Unnamed: 0,sex,age,education,smokingStatus,cigsPerDay,BPMeds,prevalentStroke,prevalentHyp,diabetes,totChol,sysBP,diaBP,BMI,heartRate,glucose,CHDRisk
0,1.0,39,4,0.0,0,0,0,0,0,195,106.0,70.0,26.97,80,77,0
1,0.0,46,2,0.0,0,0,0,0,0,250,121.0,81.0,28.73,95,76,0
2,1.0,48,1,1.0,20,0,0,0,0,245,127.5,80.0,25.34,75,70,0
3,0.0,61,3,1.0,30,0,0,1,0,225,150.0,95.0,28.58,65,103,1
4,0.0,46,3,1.0,23,0,0,0,0,285,130.0,84.0,23.1,85,85,0


In [25]:
# Dropping features with low importances
df.drop(columns=['diabetes', 'BPMeds', 'prevalentStroke'], inplace=True)
df.head()

Unnamed: 0,sex,age,education,smokingStatus,cigsPerDay,prevalentHyp,totChol,sysBP,diaBP,BMI,heartRate,glucose,CHDRisk
0,1.0,39,4,0.0,0,0,195,106.0,70.0,26.97,80,77,0
1,0.0,46,2,0.0,0,0,250,121.0,81.0,28.73,95,76,0
2,1.0,48,1,1.0,20,0,245,127.5,80.0,25.34,75,70,0
3,0.0,61,3,1.0,30,1,225,150.0,95.0,28.58,65,103,1
4,0.0,46,3,1.0,23,0,285,130.0,84.0,23.1,85,85,0


In [26]:
# Preparing the data
y = df['CHDRisk']
X = df.drop(columns='CHDRisk')

X_train, X_test, y_train, y_test = train_test_split(X, y, test_size=0.2, random_state=1, stratify=y)

In [27]:
smote = SMOTE(random_state=1)
X_train_resampled, y_train_resampled = smote.fit_resample(X_train, y_train)

In [28]:
# Standardizing the data
scaler = StandardScaler()
X_resampled_scaled = scaler.fit_transform(X_train_resampled)
X_test_scaled = scaler.transform(X_test)

In [29]:
# Setting up k-fold cross-validation
k = 5
kf = StratifiedKFold(n_splits=k, shuffle=True, random_state=1)

In [30]:
scoring = ['accuracy', 'recall']
# Perform cross-validation
cv_results = cross_validate(rf_model, X_resampled_scaled, y_train_resampled, cv=kf, scoring=scoring)


In [31]:
# Print cross-validation results
print("Cross-validation results (accuracy):", cv_results['test_accuracy'])
print("Mean cross-validation accuracy:", cv_results['test_accuracy'].mean())
print("Standard deviation of cross-validation accuracy:", cv_results['test_accuracy'].std())

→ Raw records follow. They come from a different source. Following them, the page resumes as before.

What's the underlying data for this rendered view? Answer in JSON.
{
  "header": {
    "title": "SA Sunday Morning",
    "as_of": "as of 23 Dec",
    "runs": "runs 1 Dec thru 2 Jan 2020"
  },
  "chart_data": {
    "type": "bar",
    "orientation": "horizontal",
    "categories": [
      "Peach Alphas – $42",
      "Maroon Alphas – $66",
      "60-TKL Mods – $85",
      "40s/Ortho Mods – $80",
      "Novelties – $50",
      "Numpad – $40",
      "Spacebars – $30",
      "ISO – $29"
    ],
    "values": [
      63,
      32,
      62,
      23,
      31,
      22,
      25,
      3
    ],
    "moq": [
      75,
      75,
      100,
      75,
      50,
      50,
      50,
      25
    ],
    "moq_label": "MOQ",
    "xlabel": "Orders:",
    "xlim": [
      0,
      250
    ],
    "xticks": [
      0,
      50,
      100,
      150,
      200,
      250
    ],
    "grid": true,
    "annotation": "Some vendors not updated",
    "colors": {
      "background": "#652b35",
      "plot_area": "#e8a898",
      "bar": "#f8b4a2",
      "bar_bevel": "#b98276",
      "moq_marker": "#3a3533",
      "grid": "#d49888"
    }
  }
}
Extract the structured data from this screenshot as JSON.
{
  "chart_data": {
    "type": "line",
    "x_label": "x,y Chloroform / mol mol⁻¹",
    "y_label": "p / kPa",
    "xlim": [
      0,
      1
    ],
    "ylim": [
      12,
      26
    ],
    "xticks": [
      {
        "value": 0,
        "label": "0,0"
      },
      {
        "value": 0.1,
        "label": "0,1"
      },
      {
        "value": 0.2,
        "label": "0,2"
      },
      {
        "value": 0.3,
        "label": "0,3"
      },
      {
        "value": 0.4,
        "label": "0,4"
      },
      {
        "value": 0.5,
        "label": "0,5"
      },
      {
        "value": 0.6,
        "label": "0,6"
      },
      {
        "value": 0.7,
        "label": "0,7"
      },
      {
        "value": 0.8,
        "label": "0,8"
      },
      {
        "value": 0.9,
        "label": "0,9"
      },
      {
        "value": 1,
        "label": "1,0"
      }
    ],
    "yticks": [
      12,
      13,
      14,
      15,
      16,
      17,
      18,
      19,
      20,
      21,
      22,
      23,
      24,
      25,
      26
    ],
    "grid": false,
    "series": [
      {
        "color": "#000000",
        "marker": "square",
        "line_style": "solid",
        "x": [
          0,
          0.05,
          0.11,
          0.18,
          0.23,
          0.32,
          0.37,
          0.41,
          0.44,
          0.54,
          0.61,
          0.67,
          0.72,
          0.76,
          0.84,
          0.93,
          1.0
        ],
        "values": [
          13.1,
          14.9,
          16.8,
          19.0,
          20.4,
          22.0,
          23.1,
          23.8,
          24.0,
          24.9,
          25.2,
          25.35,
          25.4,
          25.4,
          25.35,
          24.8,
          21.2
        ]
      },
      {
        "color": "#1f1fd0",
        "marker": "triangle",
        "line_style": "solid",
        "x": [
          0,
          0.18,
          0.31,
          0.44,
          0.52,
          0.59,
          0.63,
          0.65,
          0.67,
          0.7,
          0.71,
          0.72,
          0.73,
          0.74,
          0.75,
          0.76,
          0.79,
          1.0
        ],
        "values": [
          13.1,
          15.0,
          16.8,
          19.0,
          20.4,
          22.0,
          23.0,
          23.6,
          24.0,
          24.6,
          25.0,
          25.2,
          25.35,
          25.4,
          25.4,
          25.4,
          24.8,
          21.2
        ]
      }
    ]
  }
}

print("Cross-validation results (recall):", cv_results['test_recall'])
print("Mean cross-validation recall:", cv_results['test_recall'].mean())
print("Standard deviation of cross-validation recall:", cv_results['test_recall'].std())

Cross-validation results (accuracy): [0.91286727 0.90273556 0.90070922 0.90678825 0.91176471]
Mean cross-validation accuracy: 0.9069730019667442
Standard deviation of cross-validation accuracy: 0.004794327302056221
Cross-validation results (recall): [0.9127789  0.87829615 0.89676113 0.88461538 0.9148073 ]
Mean cross-validation recall: 0.89745177423196
Standard deviation of cross-validation recall: 0.01461727234180685


## Conclusion
The accuracy and recall scores are very consistent across all segments using k-fold validation, showing that the model is indeed not overfit.